En wat doen ze nu? De EU is van plan binnenkort een "Conferentie over de toekomst van Europa" 2020-2022 te lanceren. Het doel en de organisatie ervan zijn nog gebrekkiger dan de "Conventie over de toekomst van Europa" 2001-2003[2]. Het resultaat zal een vermenigvuldiging zijn van de fouten die inherent zijn aan pogingen om een staatsbestuur in te stellen met - opnieuw - een aanpassing van de EU-verdragen, waardoor - opnieuw - een ondemocratisch juridisch monster ontstaat dat de uiteindelijke ineenstorting van de EU zou kunnen veroorzaken. Dit is een realistische veronderstelling in het licht van de wereldwijde economische recessie, die door vooraanstaande economen wordt voorspeld en die wellicht binnenkort zal plaatsvinden. Het idee dat deze recessie met succes kan worden bestreden door de op verdragen gebaseerde EU is verwijtbare onzin. De manier waarop de "Conferentie over de toekomst van Europa" van 2020-2022 momenteel is georganiseerd, is honderden lichtjaren verwijderd van een sterke democratische constitutionele basis van de EU die in staat zou zijn de verwachte economische orkaan te weerstaan. Dit rechtvaardigt mijn stelling dat deze conferentie - indien doorgezet - samen met de verwachte economische recessie de EU de genadeslag zou kunnen geven. Advies: EU-leiders, stop onmiddellijk met deze "Conferentie over de toekomst van Europa", doe een stap terug en laat deskundigen op het gebied van federale wetgeving zien wat er gedaan moet worden om een federaal Europa tot stand te brengen.

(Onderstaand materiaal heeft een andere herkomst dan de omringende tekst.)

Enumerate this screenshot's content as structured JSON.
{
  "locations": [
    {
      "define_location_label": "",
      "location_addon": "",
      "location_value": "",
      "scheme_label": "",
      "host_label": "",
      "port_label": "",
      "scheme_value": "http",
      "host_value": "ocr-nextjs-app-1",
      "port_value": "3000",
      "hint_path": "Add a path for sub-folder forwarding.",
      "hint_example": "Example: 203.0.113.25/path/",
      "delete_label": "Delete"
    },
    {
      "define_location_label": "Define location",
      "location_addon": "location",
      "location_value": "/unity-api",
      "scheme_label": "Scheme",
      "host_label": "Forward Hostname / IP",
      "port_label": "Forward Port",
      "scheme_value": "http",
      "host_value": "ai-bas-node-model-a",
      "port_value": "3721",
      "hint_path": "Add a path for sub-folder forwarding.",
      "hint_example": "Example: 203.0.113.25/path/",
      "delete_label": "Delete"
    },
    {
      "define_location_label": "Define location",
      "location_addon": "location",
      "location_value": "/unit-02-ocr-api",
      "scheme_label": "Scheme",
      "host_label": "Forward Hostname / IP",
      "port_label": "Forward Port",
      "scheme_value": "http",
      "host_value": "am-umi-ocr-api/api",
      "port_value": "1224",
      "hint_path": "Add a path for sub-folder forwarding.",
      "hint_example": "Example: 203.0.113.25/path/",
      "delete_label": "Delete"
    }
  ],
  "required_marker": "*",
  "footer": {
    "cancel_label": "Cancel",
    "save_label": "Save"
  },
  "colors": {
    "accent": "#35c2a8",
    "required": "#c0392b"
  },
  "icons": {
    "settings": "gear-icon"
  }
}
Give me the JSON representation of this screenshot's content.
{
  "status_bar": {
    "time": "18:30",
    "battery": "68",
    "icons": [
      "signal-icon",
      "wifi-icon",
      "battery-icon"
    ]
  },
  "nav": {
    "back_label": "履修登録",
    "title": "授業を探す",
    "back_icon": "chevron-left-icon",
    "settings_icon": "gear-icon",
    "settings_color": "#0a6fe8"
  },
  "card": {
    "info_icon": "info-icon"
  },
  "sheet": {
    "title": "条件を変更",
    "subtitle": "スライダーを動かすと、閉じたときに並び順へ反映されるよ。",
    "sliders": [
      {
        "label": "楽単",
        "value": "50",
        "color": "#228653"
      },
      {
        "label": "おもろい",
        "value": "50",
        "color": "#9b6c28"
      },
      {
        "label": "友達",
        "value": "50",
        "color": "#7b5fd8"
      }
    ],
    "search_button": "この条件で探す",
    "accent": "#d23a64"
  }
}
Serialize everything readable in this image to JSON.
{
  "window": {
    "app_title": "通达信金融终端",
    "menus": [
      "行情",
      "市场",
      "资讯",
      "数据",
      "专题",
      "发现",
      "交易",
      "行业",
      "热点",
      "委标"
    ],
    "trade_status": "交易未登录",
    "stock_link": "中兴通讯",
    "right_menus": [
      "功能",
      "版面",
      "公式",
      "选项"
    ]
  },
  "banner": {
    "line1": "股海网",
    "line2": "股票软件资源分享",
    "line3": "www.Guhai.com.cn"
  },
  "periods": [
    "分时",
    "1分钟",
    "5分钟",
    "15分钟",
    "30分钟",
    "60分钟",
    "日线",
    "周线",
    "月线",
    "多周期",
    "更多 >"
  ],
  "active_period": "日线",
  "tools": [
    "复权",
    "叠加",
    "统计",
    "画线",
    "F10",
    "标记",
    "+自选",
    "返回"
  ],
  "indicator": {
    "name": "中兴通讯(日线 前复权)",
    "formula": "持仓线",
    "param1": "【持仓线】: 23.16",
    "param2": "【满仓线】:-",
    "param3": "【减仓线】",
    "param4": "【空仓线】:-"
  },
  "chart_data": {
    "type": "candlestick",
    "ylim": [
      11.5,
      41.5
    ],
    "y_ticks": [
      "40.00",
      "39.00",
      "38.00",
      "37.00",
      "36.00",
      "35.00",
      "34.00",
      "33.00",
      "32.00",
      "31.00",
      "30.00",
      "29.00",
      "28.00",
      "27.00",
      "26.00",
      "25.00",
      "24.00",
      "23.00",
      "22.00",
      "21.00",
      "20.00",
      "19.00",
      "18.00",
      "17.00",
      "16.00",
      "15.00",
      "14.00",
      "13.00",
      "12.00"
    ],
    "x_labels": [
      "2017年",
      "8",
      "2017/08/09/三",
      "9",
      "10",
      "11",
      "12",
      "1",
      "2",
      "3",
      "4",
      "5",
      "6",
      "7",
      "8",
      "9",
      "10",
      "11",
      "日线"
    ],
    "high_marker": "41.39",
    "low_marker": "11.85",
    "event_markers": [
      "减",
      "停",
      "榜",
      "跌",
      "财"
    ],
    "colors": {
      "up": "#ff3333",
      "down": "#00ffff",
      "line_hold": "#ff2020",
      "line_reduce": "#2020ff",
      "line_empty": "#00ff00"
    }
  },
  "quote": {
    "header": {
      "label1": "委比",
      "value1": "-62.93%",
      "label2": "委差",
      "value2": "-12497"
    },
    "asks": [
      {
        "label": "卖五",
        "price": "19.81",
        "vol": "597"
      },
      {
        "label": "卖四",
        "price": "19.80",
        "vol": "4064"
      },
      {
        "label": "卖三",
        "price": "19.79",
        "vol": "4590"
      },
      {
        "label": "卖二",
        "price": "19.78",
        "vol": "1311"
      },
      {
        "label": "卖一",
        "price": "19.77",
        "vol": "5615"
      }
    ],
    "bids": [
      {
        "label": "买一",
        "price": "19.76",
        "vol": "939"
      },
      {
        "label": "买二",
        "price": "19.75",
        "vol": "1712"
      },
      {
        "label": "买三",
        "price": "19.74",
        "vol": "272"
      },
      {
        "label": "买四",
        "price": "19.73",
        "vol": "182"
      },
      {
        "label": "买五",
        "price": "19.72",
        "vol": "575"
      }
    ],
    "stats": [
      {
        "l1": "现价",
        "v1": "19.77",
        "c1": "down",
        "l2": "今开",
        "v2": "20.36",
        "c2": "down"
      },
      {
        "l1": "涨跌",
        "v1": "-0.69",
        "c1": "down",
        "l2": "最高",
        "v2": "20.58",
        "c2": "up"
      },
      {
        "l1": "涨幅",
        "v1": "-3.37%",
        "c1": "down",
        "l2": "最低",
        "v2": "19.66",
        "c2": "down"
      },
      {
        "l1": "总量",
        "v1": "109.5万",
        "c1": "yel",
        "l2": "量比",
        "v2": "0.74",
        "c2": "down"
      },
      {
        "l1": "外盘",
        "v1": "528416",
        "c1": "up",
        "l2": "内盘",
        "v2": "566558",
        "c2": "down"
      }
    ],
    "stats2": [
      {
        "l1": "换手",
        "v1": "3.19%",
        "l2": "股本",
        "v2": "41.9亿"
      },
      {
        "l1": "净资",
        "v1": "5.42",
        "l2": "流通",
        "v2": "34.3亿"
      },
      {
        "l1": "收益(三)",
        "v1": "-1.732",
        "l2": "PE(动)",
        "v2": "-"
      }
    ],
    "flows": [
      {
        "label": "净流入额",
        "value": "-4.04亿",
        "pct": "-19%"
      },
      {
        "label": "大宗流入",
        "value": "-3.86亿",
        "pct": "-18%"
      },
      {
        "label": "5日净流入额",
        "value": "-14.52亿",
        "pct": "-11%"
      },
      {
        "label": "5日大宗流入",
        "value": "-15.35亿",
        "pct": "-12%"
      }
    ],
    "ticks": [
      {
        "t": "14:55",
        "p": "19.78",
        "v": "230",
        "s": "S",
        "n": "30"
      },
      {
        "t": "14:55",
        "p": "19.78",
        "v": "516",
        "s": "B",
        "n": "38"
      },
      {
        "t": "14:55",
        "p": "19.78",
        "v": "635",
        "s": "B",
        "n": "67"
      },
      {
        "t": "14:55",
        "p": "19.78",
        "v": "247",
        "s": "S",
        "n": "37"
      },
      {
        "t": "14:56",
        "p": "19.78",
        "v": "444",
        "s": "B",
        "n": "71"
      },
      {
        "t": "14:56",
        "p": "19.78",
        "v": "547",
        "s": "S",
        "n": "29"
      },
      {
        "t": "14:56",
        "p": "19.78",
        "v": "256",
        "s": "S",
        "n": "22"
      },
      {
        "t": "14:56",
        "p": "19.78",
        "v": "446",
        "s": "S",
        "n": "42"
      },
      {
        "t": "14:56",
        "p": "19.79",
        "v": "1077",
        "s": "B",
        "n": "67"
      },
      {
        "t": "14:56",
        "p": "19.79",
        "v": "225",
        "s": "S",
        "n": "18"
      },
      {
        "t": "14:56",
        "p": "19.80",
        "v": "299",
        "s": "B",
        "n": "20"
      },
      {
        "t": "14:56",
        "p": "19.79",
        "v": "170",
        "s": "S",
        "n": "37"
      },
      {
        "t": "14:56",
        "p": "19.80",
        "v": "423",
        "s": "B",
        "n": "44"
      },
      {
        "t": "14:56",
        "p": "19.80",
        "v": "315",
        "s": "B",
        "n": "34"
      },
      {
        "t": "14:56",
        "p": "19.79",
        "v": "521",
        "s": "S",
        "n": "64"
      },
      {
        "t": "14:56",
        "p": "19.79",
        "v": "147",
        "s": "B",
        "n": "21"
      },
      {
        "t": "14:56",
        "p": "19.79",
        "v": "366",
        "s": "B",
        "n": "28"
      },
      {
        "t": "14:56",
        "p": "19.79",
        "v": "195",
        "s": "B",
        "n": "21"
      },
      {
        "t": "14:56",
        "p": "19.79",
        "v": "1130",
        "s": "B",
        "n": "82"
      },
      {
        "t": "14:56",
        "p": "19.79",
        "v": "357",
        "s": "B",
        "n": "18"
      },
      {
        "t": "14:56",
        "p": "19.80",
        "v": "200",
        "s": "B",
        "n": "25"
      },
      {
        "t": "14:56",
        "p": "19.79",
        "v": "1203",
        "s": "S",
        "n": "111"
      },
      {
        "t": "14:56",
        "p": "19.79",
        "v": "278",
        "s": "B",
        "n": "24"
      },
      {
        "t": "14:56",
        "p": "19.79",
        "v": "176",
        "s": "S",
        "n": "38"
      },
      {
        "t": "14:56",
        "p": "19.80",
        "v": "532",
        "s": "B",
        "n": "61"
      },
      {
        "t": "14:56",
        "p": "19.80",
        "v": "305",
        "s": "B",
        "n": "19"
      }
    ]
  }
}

De opmerkingen van Madison en Hamilton in mijn vorige artikel hadden betrekking op disciplines als politieke filosofie, constitutionele federale wetgeving en systeemtheorie. Ik ga nu verder met fundamentele kritiek op het verdragsrecht vanuit de discipline van de psychologie. Ik ga nog meer meedogenloze kritiek op verdragen tonen, gebaseerd op een essay van Roger Kotila[3].

Een nadere beschouwing van psychologische factoren bij de herziening van het VN-handvest en de Aardse Grondwet

Dit is de titel van Kotila's essay voor een panelpresentatie op de jaarlijkse conferentie van de Academic Council on the UN System (juli 2020). Als psycholoog richt Kotila zich op fouten van het verdragssysteem van de VN met concepten uit de psychologie. Centraal staat zijn standpunt dat het VN-systeem van verdragen moet worden vervangen door een federale aardse grondwet. Hij ondersteunt dat standpunt met de metafoor dat Bully Nations over de hele wereld zich precies zo gedragen als bendes in een gevangenis; een gedrag dat voortkomt uit paranoia. Hij associeert dit met de rol van sociopathische en psychopathische wereldleiders die eigenlijk in gevangenissen zouden moeten worden opgesloten. Het VN-handvest geeft de vijf veto-naties in de Veiligheidsraad (en hun bondgenoten en proxies) echter een stay-out-of-jail free pass, zelfs wanneer een leider gruwelijke wereldmisdaden heeft begaan.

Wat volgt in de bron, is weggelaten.